É preciso deixar bem claro: a linguagem não é o sistema operacional do ser humano. Ela é o output gerado pela execução contínua do nosso sistema operacional. Este sistema operacional é o sentido. Nem tudo o que é sentido pode ser expresso de maneira imaculada pela linguagem. Na maioria das vezes trata-se apenas de uma aproximação rudimentar do que realmente se dá como sentido. Além disso, não é verdade que uma palavra refira um único sentido. Se diante de um tropeço seu em uma calçada mal acabada eu disser “quasar o seu” você vai capturar o sentido, apesar da palavra. O sentido é antes da palavra.
As LLMs – e a IA de maneira geral – não lidam com sentidos. Elas lidam única e exclusivamente com a linguagem. E operam como a servir de invólucro de um conhecimento que precisa ser comunicado de uma entidade para outra, sejam entidades humanas ou artificiais. É algo totalmente diverso quando falamos de sentido. O sentido flerta com o saber sem poder traduzir em palavras. A sabedoria é o acontecimento do sentido livre da prisão da palavra.
Esse é o rio que separa o mundo das percepções mundanas dos sentidos subterrâneos. O Estige da IA é um instrumento de amputação desta habilidade que desenvolvemos ao longo de nossa curva evolutiva: a capacidade de pensar por conta própria, de não assumir o que é mais provável, mas sim o que é possível.
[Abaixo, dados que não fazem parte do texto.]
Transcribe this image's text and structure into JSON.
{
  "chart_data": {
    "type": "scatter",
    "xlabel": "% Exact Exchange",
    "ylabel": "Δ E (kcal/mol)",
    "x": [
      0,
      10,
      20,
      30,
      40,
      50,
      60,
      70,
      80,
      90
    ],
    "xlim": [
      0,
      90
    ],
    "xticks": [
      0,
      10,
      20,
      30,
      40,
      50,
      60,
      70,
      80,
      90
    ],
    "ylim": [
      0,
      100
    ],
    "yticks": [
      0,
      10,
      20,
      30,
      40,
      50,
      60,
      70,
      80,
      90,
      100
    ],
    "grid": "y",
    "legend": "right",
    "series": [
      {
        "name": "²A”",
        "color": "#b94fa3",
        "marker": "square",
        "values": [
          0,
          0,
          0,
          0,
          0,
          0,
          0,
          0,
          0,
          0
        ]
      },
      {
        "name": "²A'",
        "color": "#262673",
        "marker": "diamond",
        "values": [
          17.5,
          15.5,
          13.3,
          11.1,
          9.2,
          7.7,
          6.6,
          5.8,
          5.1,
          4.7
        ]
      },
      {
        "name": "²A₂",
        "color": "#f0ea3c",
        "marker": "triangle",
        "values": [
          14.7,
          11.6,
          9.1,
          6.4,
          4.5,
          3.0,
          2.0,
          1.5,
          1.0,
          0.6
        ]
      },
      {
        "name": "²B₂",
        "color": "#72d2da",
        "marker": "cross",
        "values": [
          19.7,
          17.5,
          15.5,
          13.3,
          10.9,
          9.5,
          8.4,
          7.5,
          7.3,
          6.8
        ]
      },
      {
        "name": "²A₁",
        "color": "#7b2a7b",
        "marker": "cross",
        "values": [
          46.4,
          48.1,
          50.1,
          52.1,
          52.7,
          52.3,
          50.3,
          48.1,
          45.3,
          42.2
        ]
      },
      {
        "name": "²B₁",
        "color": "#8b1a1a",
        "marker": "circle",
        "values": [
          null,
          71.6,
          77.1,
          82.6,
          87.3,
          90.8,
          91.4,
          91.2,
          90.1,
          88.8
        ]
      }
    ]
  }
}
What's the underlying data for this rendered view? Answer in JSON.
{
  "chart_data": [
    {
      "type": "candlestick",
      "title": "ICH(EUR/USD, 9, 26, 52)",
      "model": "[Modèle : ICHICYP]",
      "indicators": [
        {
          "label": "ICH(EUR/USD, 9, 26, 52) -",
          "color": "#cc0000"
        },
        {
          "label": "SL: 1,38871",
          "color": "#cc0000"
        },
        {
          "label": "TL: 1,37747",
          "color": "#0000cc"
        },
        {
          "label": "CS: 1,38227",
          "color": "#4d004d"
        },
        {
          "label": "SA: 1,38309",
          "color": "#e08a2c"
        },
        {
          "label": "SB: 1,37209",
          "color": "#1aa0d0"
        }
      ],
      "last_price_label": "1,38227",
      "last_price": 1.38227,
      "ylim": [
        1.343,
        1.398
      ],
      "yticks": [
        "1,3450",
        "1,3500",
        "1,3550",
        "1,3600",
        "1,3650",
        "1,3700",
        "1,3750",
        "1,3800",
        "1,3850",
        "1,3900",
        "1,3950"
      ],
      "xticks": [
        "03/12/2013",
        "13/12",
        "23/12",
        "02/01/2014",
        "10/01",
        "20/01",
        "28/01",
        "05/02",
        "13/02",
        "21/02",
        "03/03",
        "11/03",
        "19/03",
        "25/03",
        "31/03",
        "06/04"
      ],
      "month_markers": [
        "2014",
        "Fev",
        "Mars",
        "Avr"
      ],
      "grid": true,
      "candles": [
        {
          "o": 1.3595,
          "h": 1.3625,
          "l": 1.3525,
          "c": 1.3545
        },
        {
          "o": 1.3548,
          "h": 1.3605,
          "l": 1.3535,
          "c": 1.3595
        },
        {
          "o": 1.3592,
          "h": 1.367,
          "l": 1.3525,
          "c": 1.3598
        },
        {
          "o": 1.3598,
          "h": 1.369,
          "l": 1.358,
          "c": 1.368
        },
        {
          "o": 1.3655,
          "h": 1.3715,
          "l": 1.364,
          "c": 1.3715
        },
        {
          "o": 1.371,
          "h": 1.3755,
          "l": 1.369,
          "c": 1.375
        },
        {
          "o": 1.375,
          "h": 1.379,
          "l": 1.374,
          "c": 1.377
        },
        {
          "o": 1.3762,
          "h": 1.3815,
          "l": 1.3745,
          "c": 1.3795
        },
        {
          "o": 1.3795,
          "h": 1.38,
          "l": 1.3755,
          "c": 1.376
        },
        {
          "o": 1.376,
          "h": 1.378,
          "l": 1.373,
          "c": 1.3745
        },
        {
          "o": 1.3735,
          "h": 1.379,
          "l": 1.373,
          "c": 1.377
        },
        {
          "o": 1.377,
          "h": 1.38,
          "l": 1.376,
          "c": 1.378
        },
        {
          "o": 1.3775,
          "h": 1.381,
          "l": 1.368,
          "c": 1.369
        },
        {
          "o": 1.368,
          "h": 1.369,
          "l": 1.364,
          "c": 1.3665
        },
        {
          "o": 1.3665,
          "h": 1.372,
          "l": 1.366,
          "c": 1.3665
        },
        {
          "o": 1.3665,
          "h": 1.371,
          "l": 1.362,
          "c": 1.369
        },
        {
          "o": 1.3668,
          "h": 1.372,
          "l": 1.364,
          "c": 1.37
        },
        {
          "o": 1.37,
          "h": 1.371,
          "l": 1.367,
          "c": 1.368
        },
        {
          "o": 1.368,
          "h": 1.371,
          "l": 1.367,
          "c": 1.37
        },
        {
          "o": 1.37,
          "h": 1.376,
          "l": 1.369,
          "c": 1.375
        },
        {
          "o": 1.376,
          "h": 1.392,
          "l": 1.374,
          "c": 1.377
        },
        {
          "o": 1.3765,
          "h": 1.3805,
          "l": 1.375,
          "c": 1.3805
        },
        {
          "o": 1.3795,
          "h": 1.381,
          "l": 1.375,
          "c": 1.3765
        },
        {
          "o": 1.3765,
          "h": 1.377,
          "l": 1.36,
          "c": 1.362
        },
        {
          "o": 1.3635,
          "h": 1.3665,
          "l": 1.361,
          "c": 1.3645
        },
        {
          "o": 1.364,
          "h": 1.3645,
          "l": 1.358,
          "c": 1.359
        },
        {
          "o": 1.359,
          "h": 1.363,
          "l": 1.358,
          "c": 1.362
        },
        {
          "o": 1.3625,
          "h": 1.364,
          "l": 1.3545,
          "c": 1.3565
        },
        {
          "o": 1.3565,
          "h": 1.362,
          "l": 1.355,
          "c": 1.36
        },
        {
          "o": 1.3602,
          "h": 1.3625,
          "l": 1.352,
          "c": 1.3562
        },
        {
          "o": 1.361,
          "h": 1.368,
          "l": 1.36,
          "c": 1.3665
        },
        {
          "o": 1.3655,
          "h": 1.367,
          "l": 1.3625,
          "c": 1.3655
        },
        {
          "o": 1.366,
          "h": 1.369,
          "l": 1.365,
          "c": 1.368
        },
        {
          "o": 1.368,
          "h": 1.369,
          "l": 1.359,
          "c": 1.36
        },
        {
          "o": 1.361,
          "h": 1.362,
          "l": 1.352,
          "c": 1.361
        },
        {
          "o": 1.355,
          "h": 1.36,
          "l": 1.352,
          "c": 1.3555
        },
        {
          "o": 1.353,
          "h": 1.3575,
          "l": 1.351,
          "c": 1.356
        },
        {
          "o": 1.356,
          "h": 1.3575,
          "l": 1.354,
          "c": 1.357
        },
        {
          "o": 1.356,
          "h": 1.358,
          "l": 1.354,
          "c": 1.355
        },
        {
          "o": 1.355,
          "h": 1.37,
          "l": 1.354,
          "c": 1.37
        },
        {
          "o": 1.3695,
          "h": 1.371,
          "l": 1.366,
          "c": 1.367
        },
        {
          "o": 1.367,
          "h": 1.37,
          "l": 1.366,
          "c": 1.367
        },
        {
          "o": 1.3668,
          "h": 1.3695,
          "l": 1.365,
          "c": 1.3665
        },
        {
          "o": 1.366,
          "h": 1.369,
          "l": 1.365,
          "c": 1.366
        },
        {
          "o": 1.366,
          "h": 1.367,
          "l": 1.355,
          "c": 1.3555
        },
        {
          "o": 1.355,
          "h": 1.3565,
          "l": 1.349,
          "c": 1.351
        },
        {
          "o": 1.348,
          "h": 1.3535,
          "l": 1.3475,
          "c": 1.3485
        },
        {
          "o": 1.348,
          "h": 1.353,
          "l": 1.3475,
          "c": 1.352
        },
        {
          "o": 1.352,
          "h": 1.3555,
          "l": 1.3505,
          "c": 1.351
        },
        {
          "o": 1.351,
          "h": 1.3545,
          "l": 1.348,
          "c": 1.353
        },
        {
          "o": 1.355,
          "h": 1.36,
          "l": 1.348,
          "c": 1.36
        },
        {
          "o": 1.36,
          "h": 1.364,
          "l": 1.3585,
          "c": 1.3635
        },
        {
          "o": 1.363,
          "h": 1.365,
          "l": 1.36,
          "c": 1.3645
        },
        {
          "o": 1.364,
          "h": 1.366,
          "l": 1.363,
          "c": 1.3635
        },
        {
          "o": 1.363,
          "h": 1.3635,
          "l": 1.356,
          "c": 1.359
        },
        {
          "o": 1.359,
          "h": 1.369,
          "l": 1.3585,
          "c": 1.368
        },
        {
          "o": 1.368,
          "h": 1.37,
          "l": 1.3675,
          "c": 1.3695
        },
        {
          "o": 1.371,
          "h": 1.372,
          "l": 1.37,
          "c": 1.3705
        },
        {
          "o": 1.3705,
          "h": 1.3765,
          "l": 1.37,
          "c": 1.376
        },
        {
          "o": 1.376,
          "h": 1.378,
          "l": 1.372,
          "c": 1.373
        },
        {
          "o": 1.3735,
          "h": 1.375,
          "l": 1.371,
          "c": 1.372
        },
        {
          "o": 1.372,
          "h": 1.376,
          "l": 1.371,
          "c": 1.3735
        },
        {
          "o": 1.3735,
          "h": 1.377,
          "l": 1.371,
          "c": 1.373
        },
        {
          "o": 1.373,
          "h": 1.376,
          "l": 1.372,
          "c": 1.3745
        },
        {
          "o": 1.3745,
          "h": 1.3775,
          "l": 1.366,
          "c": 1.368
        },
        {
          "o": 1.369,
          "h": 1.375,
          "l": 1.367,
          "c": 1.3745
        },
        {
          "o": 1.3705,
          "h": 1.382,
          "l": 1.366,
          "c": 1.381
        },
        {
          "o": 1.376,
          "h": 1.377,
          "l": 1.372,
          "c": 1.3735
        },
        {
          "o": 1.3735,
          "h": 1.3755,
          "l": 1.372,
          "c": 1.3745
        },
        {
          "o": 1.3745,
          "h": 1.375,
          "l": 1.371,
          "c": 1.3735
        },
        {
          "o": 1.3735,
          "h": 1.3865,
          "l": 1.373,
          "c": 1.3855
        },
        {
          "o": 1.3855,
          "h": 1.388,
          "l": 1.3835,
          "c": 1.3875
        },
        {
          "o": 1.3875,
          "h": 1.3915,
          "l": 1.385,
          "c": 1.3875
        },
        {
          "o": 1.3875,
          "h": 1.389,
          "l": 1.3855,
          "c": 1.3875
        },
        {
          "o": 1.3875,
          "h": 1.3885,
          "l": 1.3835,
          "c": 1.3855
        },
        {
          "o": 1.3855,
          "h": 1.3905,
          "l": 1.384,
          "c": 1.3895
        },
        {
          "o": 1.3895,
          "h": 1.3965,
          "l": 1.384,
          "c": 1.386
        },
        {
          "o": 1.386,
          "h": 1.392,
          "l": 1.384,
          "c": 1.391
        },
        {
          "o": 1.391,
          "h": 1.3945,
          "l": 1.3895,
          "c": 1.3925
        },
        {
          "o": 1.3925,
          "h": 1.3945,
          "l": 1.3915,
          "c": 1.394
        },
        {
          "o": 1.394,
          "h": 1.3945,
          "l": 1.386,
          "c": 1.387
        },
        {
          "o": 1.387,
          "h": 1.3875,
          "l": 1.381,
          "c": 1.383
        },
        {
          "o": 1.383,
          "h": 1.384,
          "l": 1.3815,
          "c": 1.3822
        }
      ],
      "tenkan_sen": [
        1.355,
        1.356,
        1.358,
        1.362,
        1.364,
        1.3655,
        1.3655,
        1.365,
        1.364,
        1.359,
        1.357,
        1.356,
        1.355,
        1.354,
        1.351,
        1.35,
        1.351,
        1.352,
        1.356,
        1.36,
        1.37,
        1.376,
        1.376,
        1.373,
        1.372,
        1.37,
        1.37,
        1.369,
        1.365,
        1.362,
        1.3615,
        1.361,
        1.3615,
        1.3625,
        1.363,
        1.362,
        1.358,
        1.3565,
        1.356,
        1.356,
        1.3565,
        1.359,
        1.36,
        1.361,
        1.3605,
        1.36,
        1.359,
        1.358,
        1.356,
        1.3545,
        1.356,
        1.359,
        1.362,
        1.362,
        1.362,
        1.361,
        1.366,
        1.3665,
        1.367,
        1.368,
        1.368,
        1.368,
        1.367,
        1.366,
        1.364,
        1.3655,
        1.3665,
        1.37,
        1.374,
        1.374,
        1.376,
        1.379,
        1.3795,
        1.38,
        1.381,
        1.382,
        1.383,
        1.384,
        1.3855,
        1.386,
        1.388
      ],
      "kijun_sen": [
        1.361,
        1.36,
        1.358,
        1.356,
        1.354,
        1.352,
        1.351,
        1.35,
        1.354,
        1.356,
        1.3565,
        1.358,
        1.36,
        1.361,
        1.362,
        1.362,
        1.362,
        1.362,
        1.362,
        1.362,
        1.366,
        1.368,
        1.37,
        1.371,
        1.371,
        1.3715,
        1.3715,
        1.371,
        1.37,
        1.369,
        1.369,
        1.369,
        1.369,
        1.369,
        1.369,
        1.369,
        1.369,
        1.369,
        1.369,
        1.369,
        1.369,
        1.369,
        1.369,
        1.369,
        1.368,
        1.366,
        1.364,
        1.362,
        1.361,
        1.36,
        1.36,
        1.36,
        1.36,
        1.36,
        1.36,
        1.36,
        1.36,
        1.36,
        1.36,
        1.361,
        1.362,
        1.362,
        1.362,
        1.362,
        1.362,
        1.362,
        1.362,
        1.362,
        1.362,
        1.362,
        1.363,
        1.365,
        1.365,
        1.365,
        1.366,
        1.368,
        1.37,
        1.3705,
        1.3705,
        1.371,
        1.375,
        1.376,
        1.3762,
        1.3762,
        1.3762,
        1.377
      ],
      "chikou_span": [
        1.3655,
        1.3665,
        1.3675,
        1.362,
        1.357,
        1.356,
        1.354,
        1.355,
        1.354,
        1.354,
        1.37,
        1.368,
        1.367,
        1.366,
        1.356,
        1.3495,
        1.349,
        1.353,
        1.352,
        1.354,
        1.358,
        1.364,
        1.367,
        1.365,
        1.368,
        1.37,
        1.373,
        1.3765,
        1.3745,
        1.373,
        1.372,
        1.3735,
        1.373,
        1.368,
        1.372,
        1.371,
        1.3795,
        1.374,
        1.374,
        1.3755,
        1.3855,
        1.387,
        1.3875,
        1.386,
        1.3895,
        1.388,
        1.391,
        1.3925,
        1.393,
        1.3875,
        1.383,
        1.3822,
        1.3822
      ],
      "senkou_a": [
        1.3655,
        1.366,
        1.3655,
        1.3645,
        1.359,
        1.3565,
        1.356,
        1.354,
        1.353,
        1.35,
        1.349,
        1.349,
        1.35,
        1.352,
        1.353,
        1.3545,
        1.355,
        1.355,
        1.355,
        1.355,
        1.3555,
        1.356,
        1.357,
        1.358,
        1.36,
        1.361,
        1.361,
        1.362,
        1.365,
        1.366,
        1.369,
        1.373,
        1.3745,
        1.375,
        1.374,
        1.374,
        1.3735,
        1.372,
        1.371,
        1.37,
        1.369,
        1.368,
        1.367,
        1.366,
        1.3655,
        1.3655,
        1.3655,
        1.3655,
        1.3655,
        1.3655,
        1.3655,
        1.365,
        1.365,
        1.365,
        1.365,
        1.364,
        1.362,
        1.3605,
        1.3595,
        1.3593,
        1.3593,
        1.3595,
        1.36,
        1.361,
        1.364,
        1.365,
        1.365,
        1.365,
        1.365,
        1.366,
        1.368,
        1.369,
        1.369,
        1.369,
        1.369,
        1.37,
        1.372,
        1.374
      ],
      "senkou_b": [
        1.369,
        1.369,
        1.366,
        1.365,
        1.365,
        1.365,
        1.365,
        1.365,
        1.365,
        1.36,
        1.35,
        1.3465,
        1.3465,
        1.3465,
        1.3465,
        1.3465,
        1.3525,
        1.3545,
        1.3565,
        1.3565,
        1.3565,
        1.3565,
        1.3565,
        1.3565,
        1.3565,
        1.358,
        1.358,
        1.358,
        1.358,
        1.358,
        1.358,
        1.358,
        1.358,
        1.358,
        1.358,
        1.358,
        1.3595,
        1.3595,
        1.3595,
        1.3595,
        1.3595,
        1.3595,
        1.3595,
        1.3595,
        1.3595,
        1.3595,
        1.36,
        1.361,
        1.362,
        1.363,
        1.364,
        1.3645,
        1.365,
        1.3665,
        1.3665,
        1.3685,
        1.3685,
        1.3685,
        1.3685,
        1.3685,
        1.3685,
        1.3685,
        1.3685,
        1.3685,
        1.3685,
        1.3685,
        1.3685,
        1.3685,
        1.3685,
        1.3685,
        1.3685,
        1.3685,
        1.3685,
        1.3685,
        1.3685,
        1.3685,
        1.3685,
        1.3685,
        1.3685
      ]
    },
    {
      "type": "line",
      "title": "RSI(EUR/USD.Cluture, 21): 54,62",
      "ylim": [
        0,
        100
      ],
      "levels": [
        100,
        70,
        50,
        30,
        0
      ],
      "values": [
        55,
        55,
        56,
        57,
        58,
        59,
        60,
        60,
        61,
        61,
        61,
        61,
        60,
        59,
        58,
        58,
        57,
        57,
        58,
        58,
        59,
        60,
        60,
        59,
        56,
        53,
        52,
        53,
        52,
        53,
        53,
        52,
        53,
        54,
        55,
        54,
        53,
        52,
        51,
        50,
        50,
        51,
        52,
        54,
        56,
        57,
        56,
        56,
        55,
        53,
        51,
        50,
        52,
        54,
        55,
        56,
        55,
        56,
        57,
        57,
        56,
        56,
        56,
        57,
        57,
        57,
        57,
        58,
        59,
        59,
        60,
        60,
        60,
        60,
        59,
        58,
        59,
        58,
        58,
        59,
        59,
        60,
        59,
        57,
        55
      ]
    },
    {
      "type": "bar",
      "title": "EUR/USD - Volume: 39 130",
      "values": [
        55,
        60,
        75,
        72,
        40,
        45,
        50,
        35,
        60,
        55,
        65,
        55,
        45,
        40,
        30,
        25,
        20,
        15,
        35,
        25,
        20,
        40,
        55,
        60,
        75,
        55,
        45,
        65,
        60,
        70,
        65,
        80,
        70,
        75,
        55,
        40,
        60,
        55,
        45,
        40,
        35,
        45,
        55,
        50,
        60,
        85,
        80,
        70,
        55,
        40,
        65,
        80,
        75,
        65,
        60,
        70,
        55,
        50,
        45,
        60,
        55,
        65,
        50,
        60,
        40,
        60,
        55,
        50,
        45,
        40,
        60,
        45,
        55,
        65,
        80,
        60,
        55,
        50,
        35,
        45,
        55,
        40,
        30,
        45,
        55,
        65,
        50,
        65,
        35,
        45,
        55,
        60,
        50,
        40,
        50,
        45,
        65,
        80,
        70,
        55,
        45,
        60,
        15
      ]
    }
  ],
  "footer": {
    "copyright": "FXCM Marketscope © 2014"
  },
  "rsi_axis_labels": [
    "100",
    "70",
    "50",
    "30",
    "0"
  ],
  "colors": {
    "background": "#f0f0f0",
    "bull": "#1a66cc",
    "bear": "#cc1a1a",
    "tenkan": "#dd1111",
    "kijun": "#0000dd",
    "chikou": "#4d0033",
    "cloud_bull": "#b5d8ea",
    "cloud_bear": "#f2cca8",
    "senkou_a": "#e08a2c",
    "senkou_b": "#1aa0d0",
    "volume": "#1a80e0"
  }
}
Nós não podemos cair no erro de crer que a IA nos entrega sabedoria. Isso está na outra margem do Estige. Na margem de cima, o que temos é uma sabedoria de cátedra, o que se oferece como direito de transmitir ideias, opiniões e fatos sem sofrer quaisquer pressões, como difamação pública, perda de emprego ou prisão.
Como escreveu Nietzsche: “Para todos estes sábios catedráticos, tão ponderados, a sabedoria era dormir sem sonhar: não conheciam melhor sentido da vida. […] Bem-aventurados tais dormentes porque não tardarão a dormir de todo.”